15 mayo 2014

De caquitas y otros asuntos

Acabo de regresar de una de esas cortas caminatas que ahora se han convertido en mi nueva costumbre. Esto, a pesar de las caquitas caninas y del cambiante, inesperado y casi siempre mal presagiado clima. Tal parece que de pronto el pronóstico del tiempo se convirtió en un arte imposible frente a ese capricho impredecible que caracteriza a las condiciones de la meteorología. Sale el sol cuando lo que se espera es un cielo nublado o una llovizna impertinente. Llueve cuando los pronósticos advierten que ese día, por fin, la lluvia habrá de transigir.

A menudo efectúo esos brevísimos paseos para acudir a la vecina farmacia en la búsqueda de un par de medicamentos.

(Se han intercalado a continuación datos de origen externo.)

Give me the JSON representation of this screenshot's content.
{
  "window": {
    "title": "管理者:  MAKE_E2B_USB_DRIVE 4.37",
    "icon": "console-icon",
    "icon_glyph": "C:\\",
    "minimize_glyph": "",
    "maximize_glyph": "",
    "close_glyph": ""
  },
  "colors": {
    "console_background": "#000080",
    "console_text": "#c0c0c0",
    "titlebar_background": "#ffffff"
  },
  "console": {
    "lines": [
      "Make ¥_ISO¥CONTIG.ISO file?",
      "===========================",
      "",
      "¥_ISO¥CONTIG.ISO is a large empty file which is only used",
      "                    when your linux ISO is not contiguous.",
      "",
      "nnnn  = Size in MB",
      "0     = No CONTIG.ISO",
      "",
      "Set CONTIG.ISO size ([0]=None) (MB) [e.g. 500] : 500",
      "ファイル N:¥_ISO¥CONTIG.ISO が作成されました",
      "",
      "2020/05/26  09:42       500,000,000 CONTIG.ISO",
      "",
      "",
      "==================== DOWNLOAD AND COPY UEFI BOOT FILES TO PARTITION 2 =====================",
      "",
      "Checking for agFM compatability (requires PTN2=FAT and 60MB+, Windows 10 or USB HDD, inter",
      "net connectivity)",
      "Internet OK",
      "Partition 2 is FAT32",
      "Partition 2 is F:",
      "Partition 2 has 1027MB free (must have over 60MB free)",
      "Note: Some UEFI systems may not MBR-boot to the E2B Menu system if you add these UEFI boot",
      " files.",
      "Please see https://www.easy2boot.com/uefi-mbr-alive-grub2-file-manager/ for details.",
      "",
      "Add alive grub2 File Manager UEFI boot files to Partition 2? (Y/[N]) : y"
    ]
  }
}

He ido advirtiendo que tales fármacos, incluyendo sus respectivos genéricos, fueron adquiriendo precios exorbitantes, poco considerados y -digámoslo de una vez- realmente prohibitivos. No puede comprenderse cómo los gobiernos no han hecho una profunda revisión de este tema; primero, porque se encuentra de por medio la salud, vale decir la vida de los ciudadanos; segundo porque no se entiende cómo pueden tener acceso a esos fármacos y a un decente esquema de salud, las clases más necesitadas.

Estoy persuadido que los laboratorios farmacéuticos deberían ser partícipes del juramento hipocrático. Aquella actitud especuladora, impávida y desaprensiva que los caracteriza, no hace sino identificarlos con aquel talante que hoy en día observamos en algunos facultativos médicos. En efecto, la consideración especial para los menos favorecidos, la sensibilidad para quienes soportan enfermedades que demandan erogaciones excesivas o tratamientos prolongados, parecen no ser suficiente motivo para despertar el criterio magnánimo y compasivo por parte de muchos profesionales de la salud. Uno se pregunta si un elemento de su motivación profesional no fue también el de aplacar el dolor de sus semejantes.

Mis abreviados paseos tienen ese provechoso y catártico sortilegio: favorecer mis reflexiones frente a lo que sucede en la vida, a lo que ocurre en la vecindad, a lo que parece suceder en el transcurso perseverante de los horarios. Un gesto, un mínimo episodio, una palabra escuchada, la espera para cumplir una gestión, cualquier asunto que se observa o experimenta, es motivo para meditar en una situación, y en su respectiva incidencia y solución. El caminante aprecia que sus desordenados vagabundeos tienen la insospechada virtud de permitirle meditar en sus vivencias y reaccionar frente a lo que le entregan la vida y el tiempo.

Pero volvamos a las caquitas. Tal parece que se fue convirtiendo en una absurda costumbre esa moda de unos pocos desaprensivos dueños caninos de “sacar a pasear” a sus consentidos cachorros (léase sacar a evacuar sus excrementos). No puedo imaginar cómo estos desvergonzados individuos han llegado al convencimiento de que pueden propiciar tan horribles trámites escatológicos en cualquier sitio de la vecindad, y luego no atender con oportunidad a su correspondiente limpieza.

Para colmo, ellos están convencidos de que no fastidian a nadie con su incuria y con tan torpe expediente evacuatorio. No alcanzo a entender a cuento de qué estúpida persuasión ellos no pueden apreciar el obstáculo riesgoso y repugnante que generan. A ver si -a más del fétido olor que producen- les gustaría enfrentar en carne y zapatos propios la desagradable experiencia de resbalar sobre esas porciones de inmundicia, o de pisar sobre esas secreciones mal disimuladas!

Esta es realmente una muy fea costumbre, una opción incivilizada y de pésima apariencia. No nos queda a los demás sino unirnos y marchar en contra de este insólito desparpajo. ¡Asquientos y escrupulosos del mundo uníos! ¡Que vivan las veredas limpias! ¡Abajo la caca de perro y el cínico desenfado de aquellos dueños desaprensivos! ¡Que recojan y pongan en su lugar la deyección de sus caninos!